The influence of hydrogen bonding on the dielectric constant and the piezoelectric energy harvesting performance of hydrated metal salt mediated PVDF films.

Polyvinylidene fluoride (PVDF) films are filled with various mass fractions (wt%) of hydrated metal salt (MgCl2·6H2O) (Mg-salt) to fabricate high performance piezoelectric energy harvesters (PEHs). They deliver up to 4 V of open circuit voltage by simply repeated human finger imparting (under a pressure of ∼4.45 kPa) and also generate sufficient power to turn on at least ten commercial blue light emitting diodes (LEDs) instantly. The enhanced piezo-response is attributed to the combined effect of the change in the inherent dipole moment of the electroactive phase containing PVDF itself and H-bonding arising between the Mg-salt filler and PVDF via electrostatic interactions. Furthermore, it also successfully charged the capacitors, signifying practical applicability as a piezoelectric based energy harvester power source. UV-visible optical absorption spectral analysis revealed the possibility to estimate a change in the optical band gap value at different concentrations of Mg-salt filler added PVDF films that possess a useful methodology where the Mg-salt can be used as an optical probe. In addition dielectric properties have been studied to understand the role of molecular kinetic and interfacial polarization occurs in H-bond PVDF films at different applied frequencies at room temperature.

Self-poled transparent and flexible UV light-emitting cerium complex-PVDF composite: a high-performance nanogenerator.

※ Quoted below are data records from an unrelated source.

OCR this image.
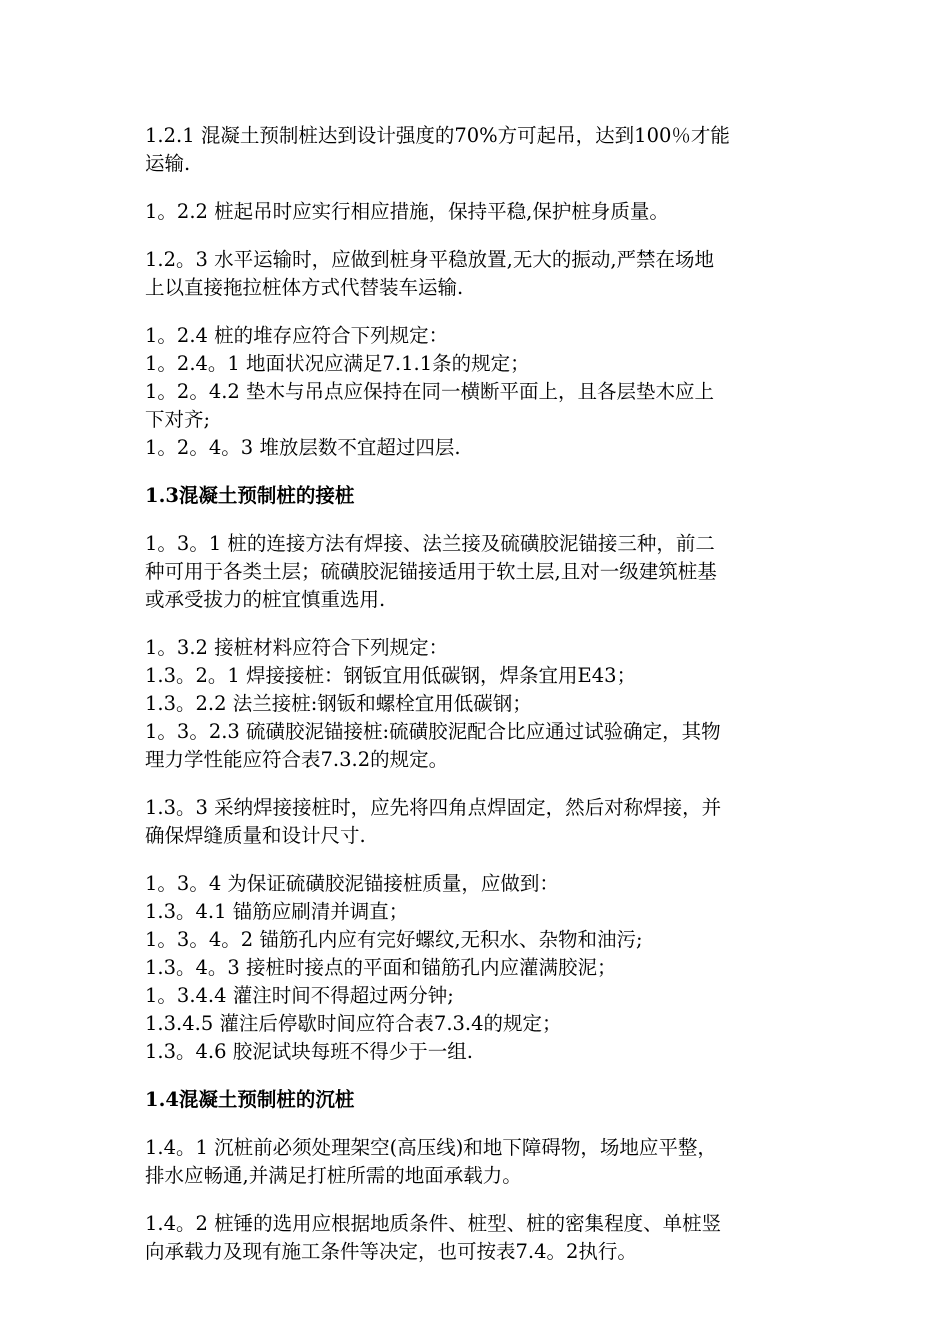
1.2.1 混凝土预制桩达到设计强度的70%方可起吊，达到100％才能
运输.
1。2.2 桩起吊时应实行相应措施，保持平稳,保护桩身质量。
1.2。3 水平运输时，应做到桩身平稳放置,无大的振动,严禁在场地
上以直接拖拉桩体方式代替装车运输.
1。2.4 桩的堆存应符合下列规定：
1。2.4。1 地面状况应满足7.1.1条的规定；
1。2。4.2 垫木与吊点应保持在同一横断平面上，且各层垫木应上
下对齐;
1。2。4。3 堆放层数不宜超过四层.
1.3混凝土预制桩的接桩
1。3。1 桩的连接方法有焊接、法兰接及硫磺胶泥锚接三种，前二
种可用于各类土层；硫磺胶泥锚接适用于软土层,且对一级建筑桩基
或承受拔力的桩宜慎重选用.
1。3.2 接桩材料应符合下列规定：
1.3。2。1 焊接接桩：钢钣宜用低碳钢，焊条宜用E43；
1.3。2.2 法兰接桩:钢钣和螺栓宜用低碳钢；
1。3。2.3 硫磺胶泥锚接桩:硫磺胶泥配合比应通过试验确定，其物
理力学性能应符合表7.3.2的规定。
1.3。3 采纳焊接接桩时，应先将四角点焊固定，然后对称焊接，并
确保焊缝质量和设计尺寸.
1。3。4 为保证硫磺胶泥锚接桩质量，应做到：
1.3。4.1 锚筋应刷清并调直；
1。3。4。2 锚筋孔内应有完好螺纹,无积水、杂物和油污;
1.3。4。3 接桩时接点的平面和锚筋孔内应灌满胶泥；
1。3.4.4 灌注时间不得超过两分钟;
1.3.4.5 灌注后停歇时间应符合表7.3.4的规定；
1.3。4.6 胶泥试块每班不得少于一组.
1.4混凝土预制桩的沉桩
1.4。1 沉桩前必须处理架空(高压线)和地下障碍物，场地应平整，
排水应畅通,并满足打桩所需的地面承载力。
1.4。2 桩锤的选用应根据地质条件、桩型、桩的密集程度、单桩竖
向承载力及现有施工条件等决定，也可按表7.4。2执行。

Cerium(III)-N,N-dimethylformamide-bisulfate [Ce(DMF)(HSO4)3] complex is doped into poly(vinylidene fluoride) (PVDF) to induce a higher yield (99%) of the electroactive phases (ß- and γ-phases) of PVDF. A remarkable enhancement of the output voltage (∼32 V) of a nanogenerator (NG) based on a nonelectrically poled cerium(III) complex containing PVDF composite film is achieved by simple repeated human finger imparting, whereas neat PVDF does not show this kind of behavior. This high electrical output resembles the generation of self-poled electroactive ß-phase in PVDF due to the electrostatic interactions between the fluoride of PVDF and the surface-active positive charge cloud of the cerium complex via H-bonding and/or bipolar interaction among the opposite poles of cerium complex and PVDF, respectively. The capacitor charging capability of the flexible NG promises its applicability as piezoelectric-based energy harvester. The cerium(III) complex doped PVDF composite film exhibit an intense photoluminescence in the UV region, which might be due to a participation of electron cloud from negative pole of bipolarized PVDF. This fact may open a new area for prospective development of high-performance energy-saving flexible solid-state UV light emitters.